有料

「やっと土俵に」住民ら喜びの声 傍聴席にどよめき 辺野古抗告訴訟、市民に原告適格 沖縄


「やっと土俵に」住民ら喜びの声 傍聴席にどよめき 辺野古抗告訴訟、市民に原告適格 沖縄 辺野古抗告訴訟で原告適格を認めて一審への差し戻しを命じる判決があった福岡高裁那覇支部の法廷=15日(代表撮影)
この記事を書いた人 Avatar photo 琉球新報社

 名護市辺野古の新基地建設工事を巡り、福岡高裁那覇支部は15日、辺野古周辺住民が騒音などで健康被害を受ける恐れがあるとして、裁判を起こした市民4人が「原告適格がある」と判断した。

 これまで、入り口論に終始し、住民の訴えを門前払いする判決が続いたが、実質審理に道を開く判決となり、原告や市民からは「画期的だ」「潮目が変わる」など喜びの声が相次いだ。

【関連】辺野古住民に「原告適格」高裁が一審を破棄

 司法の堅い扉がようやく開いた。名護市辺野古の新基地建設を巡り、周辺住民が工事の適法性を問うた訴訟の控訴審で、福岡高裁那覇支部は15日、原告4人全員に裁判を起こす資格があると認めた。

 辺野古に関する訴訟ではこれまで、具体的な審理に入らず、原告適格を認めない門前払い判決が続いていた。「ここからがスタートだ」。日本復帰から52年の節目の日に言い渡された判決に、原告らは喜びつつ、今後の審理を見据えた。

 「原判決を取り消す」。三浦隆志裁判長が主文を読み上げると、傍聴席から「おー」とどよめきが起きた。三浦裁判長は、ざわめく法廷に静粛にするよう呼びかけた後、判決骨子を説明した。笑顔を見せる原告側の弁護団に対し、国側の代理人らは淡々とメモをとった。

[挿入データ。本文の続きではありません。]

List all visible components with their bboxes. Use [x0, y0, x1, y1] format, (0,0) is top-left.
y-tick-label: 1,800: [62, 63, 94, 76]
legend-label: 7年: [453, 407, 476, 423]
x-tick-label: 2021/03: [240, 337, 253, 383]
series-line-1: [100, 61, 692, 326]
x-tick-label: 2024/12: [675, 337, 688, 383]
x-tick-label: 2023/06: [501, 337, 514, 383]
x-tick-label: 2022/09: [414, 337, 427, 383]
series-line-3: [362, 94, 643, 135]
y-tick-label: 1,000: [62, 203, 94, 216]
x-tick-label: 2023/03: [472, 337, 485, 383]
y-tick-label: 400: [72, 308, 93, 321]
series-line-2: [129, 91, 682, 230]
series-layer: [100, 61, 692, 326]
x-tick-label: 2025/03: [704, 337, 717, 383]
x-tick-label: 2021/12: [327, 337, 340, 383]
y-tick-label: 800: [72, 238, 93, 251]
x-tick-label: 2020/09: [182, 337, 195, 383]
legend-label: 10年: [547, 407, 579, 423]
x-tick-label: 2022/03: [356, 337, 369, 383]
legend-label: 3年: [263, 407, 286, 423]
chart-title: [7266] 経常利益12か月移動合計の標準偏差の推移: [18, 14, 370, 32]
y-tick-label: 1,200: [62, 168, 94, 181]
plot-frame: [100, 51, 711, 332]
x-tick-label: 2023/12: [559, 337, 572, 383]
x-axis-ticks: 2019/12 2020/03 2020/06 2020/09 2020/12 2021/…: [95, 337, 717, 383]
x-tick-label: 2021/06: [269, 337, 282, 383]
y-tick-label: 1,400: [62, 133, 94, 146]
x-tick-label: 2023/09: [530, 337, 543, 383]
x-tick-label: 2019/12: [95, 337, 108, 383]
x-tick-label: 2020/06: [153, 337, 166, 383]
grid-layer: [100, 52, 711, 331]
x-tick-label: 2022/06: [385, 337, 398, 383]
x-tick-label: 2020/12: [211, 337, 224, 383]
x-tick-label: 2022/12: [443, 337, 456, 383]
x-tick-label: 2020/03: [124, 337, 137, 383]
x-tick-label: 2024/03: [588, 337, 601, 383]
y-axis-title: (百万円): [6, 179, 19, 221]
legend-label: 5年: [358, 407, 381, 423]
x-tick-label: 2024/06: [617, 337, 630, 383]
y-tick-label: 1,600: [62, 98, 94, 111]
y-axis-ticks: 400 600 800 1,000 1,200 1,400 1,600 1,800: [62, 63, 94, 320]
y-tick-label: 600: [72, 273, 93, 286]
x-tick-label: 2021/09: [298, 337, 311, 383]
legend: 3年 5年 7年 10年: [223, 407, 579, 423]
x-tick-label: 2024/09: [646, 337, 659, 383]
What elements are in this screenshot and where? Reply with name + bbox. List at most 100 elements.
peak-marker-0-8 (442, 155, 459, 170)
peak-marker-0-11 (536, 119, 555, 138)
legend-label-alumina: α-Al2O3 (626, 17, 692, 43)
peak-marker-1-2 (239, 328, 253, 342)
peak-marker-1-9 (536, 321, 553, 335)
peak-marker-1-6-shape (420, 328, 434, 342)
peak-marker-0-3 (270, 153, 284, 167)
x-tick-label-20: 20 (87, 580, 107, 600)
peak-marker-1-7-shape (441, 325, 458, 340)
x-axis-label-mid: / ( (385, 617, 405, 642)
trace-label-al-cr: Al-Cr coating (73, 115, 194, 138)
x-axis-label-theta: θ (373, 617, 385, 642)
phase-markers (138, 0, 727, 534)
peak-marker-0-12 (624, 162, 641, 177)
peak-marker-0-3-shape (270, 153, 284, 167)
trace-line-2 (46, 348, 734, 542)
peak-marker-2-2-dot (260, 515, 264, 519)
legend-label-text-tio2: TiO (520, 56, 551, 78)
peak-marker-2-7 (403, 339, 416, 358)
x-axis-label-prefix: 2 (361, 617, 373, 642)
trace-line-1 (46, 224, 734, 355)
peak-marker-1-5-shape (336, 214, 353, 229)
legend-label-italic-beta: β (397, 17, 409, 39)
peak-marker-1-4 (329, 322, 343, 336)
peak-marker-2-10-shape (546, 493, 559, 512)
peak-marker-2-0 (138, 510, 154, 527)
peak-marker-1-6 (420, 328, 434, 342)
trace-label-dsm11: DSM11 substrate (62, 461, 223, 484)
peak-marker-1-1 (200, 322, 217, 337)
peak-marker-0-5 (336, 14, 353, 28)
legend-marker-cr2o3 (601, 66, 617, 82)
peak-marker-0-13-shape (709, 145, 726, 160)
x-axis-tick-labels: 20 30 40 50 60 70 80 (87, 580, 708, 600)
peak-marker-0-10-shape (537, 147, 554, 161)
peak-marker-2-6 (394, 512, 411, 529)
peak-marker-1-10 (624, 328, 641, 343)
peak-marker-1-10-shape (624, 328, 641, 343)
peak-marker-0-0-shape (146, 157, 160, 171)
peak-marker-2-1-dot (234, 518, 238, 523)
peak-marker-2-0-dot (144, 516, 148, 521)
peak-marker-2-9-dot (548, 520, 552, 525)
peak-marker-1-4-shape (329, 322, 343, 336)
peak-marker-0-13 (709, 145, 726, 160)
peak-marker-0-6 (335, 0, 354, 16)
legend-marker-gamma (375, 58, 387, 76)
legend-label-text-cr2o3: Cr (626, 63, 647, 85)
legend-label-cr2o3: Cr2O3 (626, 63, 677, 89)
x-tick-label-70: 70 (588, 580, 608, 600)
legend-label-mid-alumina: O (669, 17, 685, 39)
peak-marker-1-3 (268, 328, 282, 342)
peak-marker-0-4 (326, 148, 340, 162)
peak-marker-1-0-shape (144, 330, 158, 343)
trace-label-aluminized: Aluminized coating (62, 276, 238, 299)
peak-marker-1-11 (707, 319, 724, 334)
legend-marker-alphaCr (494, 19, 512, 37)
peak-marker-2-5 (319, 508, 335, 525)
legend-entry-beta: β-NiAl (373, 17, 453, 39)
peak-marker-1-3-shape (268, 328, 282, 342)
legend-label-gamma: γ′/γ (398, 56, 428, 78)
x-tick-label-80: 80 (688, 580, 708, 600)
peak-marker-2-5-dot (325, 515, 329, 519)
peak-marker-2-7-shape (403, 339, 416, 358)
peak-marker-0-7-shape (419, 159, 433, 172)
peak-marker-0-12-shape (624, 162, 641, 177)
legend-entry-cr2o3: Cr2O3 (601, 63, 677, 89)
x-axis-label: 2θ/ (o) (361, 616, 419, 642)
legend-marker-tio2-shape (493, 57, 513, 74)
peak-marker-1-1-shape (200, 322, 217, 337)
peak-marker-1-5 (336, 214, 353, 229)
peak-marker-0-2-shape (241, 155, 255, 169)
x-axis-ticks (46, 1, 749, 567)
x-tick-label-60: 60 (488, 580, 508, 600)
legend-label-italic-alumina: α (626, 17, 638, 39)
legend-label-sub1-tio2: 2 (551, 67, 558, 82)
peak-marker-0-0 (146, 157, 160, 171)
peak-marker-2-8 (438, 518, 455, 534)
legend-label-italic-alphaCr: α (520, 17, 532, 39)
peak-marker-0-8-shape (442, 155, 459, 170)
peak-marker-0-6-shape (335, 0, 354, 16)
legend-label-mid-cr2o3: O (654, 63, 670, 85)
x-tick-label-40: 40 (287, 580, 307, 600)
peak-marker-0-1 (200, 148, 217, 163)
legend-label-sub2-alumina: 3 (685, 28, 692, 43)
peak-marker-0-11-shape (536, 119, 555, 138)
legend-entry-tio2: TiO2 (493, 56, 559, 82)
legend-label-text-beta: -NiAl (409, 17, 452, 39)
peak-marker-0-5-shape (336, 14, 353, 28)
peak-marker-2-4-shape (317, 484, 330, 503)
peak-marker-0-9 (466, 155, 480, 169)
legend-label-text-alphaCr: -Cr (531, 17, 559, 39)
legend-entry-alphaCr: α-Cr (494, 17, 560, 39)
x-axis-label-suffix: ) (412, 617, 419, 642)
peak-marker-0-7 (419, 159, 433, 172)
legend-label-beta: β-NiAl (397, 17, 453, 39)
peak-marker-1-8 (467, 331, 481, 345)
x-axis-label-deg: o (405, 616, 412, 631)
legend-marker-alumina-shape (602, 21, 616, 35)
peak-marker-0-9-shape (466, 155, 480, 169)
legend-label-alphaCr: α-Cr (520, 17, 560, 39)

 言い渡しが終わり、退廷しようとする三浦裁判長らに、原告の金城武政さん(67)は「ありがとうございます」と声を張り上げた。法廷は拍手に包まれ、弁護団や支援者らが「やった」「すごい」と喜び合った。

 18歳の時、辺野古の集落内で米兵に母親を殺害された金城さん。これまでの弁論で原告として法廷で意見陳述をし、新基地建設への懸念を語ってきた。控訴審判決について「予想外だった」としつつ「裁判所がわれわれの声を真摯(しんし)に受け止めてくれた。やっと土俵に乗れた。これでようやく中身に入れる」とかみしめるように語った。

 判決を聞いて思わず拍手をしたという鷲尾眞由美さん(72)は「辺野古埋め立てを中止にもっていく希望が見えた」と前を向いた。ただ、国が最高裁に上告すれば、原告適格についてもう一度争うことになる。原告団長の東恩納琢磨さん(62)は「これだけ大きな問題を入り口で退けるのはおかしい。国は上告せずに正々堂々と主張してほしい」と望んだ。